Still, Furman admits that the 2% threshold he and Summers arrived at for real net interest to GDP is “arbitrary.” It’s based on looking at experience in other countries, historical experience in the United States, our instincts, et cetera. I’m not sure that’s fair.

His co-author Summers, who is a paid Bloomberg Television contributor, warned earlier this year that a rising debt burden could end up pushing up interest rates, adding pressure on the budget deficit. and could turn into a “vicious circle”.

‘Risk management’

More than a precise level, it is the trajectory of the debt that can prove to be critical. A big threat to those watching the Yellen measure is a scenario in which interest rates remain high even after inflation falls. This would see debt service costs adding to the burden without being offset by rising prices, as is currently the case.
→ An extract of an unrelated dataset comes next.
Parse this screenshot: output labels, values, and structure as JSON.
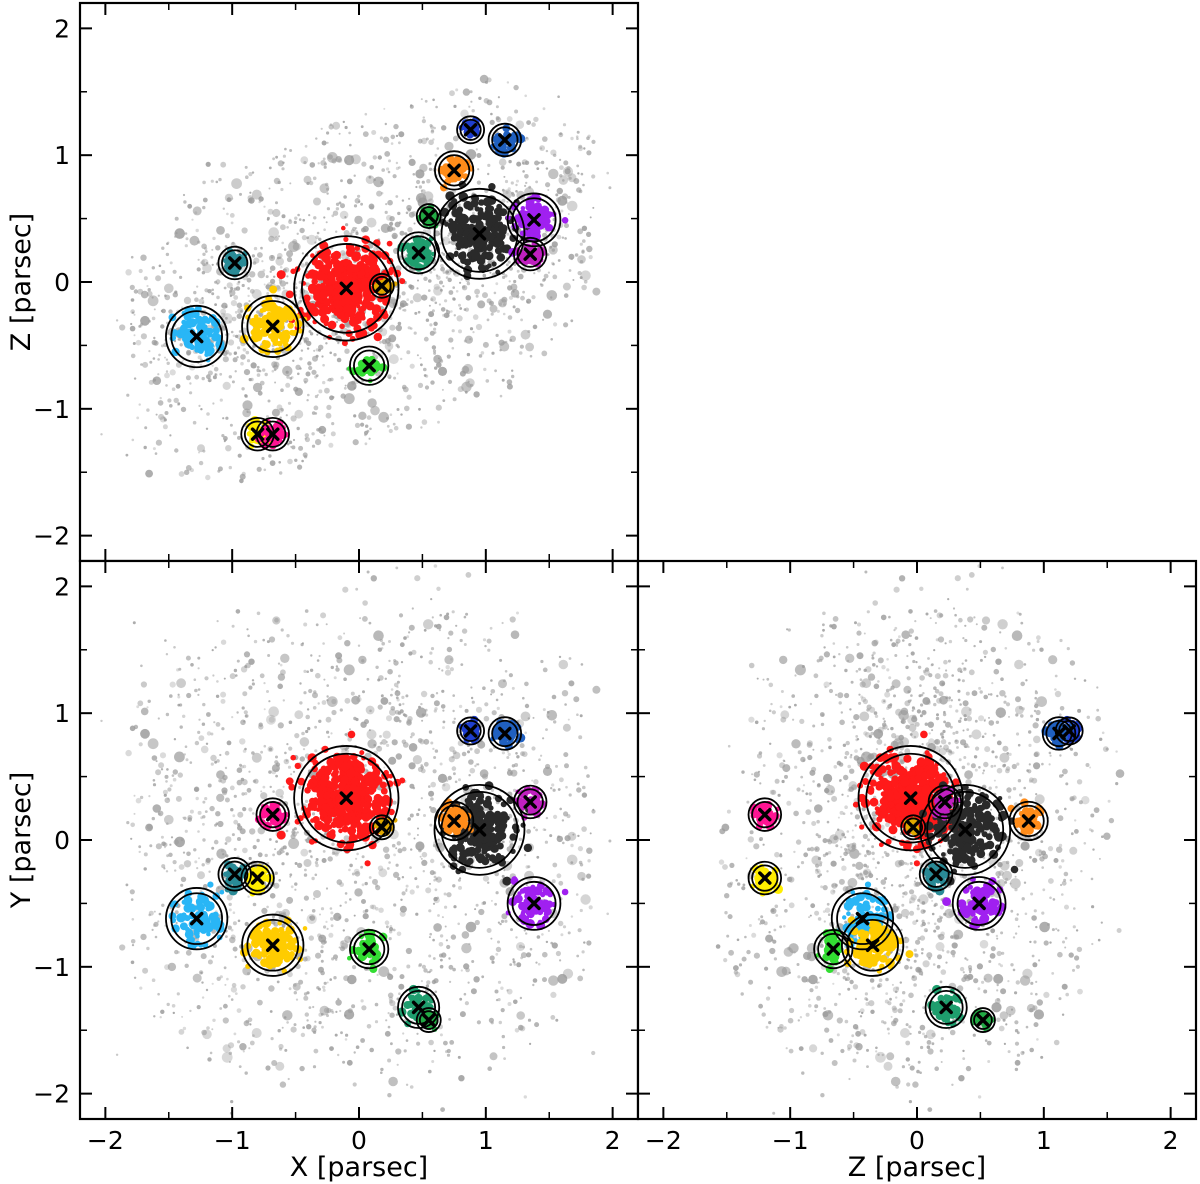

This, Yellen acknowledged, would pose considerable problems. But she doesn’t expect that to happen because she’s in the camp of economists who anticipate a return to the regime of low inflation and low rates that has dominated the past two decades once the pandemic price spike is over. controlled by the Fed.

Wendy Edelberg, former chief economist at the Congressional Budget Office, says better budgeting will be needed in the long run because “you can’t ask the federal government to take actions over time that perpetually reduce the amount of savings into the economy and perpetually crowds out ever more private investment.

In the meantime, she advocates keeping tabs on a range of debt metrics to determine where danger may be lurking. “Part of it is just risk management,” she says.